The Moonrock Diner is not the only building on the block having problems with the massive club. Several residents of neighboring buildings said the nightclub has created a dangerous situation on the street, at a recent meeting of the NYPD's Midtown North Precinct Community Council.
"There are very serious things going on at Providence that are putting in danger not only businesses around there, but also people who live there," said Raul Larios, a Community Board 4 member who lives on the block.
Pasquale D'Onofrio, resident-manager at 301 W. 57th St., said tenants in his luxury high-rise are afraid to leave their building when crowds are waiting to get into the club, and that he warned elderly tenants not to leave the building when the crowds are outside.
"They just want to go out, but they're afraid," he said. "They make a big investment in the area, and they're trapped.
He added that in January 2011, two Providence customers got into a fight outside of the building, resulting in one slamming into and breaking its glass entrance. The club eventually paid to repair it, he said.

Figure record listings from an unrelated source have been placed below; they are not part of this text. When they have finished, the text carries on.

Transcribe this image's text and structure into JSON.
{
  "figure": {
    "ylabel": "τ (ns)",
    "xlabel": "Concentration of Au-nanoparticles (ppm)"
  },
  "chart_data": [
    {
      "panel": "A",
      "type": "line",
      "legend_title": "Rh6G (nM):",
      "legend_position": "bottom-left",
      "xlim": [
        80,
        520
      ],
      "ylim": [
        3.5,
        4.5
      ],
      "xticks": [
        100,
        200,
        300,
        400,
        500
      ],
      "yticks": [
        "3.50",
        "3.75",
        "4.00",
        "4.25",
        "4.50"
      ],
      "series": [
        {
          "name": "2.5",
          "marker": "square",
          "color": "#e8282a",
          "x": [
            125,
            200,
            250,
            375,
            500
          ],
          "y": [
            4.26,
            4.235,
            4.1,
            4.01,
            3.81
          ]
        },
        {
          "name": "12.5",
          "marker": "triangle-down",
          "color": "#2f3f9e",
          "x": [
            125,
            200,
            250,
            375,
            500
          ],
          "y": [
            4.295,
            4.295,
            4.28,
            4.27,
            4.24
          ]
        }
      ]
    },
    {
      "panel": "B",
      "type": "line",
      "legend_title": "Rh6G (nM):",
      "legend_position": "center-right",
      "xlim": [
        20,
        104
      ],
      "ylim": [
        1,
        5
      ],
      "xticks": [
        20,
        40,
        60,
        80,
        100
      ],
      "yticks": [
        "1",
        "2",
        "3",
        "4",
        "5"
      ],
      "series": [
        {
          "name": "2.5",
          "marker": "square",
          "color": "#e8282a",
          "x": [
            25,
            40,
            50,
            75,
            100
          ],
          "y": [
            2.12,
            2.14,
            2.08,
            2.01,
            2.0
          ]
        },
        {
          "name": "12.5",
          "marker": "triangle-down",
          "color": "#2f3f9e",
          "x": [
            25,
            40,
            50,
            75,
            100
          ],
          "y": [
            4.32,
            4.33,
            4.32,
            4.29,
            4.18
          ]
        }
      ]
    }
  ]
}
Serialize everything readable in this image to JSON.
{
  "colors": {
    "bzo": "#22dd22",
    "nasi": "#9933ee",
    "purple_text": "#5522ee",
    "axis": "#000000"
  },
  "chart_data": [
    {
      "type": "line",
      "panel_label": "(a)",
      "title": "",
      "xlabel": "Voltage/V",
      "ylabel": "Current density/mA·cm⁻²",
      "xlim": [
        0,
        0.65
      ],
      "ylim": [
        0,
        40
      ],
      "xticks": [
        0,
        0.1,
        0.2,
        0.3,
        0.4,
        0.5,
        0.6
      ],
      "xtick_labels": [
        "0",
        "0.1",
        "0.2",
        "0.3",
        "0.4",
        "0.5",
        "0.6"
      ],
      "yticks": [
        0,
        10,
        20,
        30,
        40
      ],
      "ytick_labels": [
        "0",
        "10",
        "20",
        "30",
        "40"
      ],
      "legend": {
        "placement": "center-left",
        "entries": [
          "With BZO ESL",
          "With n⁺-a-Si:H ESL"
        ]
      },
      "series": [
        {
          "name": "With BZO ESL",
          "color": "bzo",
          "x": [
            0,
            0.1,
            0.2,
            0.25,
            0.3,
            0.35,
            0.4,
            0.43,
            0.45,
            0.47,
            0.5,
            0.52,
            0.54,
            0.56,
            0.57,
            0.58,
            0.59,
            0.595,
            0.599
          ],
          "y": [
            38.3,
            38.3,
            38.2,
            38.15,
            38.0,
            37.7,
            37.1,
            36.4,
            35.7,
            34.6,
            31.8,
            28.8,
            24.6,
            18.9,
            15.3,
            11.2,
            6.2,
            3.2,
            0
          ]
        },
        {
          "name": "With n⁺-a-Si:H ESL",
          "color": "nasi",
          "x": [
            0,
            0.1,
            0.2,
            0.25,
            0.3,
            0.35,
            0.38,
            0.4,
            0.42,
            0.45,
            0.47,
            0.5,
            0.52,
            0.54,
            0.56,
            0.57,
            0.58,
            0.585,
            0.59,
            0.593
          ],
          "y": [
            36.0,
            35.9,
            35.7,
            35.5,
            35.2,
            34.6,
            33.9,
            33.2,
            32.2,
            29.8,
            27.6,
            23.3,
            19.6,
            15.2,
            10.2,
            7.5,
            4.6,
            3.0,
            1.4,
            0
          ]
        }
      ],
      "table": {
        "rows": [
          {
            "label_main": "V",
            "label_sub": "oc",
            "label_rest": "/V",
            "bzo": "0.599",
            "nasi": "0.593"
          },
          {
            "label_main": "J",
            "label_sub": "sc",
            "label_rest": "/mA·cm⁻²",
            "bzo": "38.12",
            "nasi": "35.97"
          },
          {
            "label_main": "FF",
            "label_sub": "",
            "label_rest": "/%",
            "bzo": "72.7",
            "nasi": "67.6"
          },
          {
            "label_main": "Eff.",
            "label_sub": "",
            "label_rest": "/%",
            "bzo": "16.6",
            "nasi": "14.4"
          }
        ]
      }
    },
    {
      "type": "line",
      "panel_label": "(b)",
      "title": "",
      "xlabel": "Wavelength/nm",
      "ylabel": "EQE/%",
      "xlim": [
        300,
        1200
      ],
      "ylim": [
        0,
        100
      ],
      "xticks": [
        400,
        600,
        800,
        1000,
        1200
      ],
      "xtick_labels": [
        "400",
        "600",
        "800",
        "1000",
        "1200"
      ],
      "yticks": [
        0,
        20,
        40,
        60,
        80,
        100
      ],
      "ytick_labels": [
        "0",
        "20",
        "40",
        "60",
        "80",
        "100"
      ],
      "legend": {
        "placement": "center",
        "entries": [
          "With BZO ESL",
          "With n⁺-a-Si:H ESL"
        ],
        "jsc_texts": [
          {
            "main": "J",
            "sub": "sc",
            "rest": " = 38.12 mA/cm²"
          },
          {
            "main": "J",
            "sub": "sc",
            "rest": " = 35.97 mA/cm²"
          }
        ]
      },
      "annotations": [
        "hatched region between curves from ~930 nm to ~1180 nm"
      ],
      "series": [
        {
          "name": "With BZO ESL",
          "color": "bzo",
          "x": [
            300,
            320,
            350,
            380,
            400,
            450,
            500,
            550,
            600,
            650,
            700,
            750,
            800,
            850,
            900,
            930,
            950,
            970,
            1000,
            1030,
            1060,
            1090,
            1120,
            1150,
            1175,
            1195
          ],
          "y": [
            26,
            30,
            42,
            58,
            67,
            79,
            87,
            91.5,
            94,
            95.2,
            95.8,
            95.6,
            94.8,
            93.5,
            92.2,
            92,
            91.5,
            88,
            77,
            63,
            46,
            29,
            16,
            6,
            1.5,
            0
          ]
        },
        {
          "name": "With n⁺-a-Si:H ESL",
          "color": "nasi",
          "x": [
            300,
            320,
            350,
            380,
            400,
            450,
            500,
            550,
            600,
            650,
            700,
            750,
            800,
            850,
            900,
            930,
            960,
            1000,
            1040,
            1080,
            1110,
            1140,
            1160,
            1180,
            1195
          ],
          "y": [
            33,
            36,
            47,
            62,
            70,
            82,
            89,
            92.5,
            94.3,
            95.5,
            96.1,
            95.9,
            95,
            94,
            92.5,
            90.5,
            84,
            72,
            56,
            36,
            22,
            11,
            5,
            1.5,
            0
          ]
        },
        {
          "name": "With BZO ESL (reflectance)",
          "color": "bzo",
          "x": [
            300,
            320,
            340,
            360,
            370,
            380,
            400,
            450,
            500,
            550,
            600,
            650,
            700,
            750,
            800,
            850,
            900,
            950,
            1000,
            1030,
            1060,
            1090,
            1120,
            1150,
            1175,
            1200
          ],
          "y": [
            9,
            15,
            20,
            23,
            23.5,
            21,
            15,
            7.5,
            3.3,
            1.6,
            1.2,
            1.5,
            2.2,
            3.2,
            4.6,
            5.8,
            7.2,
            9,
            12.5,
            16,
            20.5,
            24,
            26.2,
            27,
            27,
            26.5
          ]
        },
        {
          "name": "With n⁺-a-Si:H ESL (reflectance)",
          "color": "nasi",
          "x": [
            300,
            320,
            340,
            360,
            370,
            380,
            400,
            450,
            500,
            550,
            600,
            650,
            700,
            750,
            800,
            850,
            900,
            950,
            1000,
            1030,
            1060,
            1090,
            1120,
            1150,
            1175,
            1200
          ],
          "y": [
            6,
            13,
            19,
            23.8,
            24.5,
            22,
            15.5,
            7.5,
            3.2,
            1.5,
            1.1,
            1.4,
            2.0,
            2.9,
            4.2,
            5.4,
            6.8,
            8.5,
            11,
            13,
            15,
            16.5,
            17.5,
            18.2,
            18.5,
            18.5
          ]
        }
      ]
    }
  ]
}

Victoria Berger, 66, said the noise from crowds gets worse throughout the night and is loud enough that she can hear it from her 14th-floor apartment facing the street.
"The noise was horrendous," she said. "And my doorman, he warned me. He said, 'Don't go out.'"
Police from the Midtown North precinct said they were aware of issues at the club.
"I know the owner of the club," said Inspect Timothy Beaudette, the precinct's commanding officer. "If I have to put some cops up there, we'll give it some extra attention."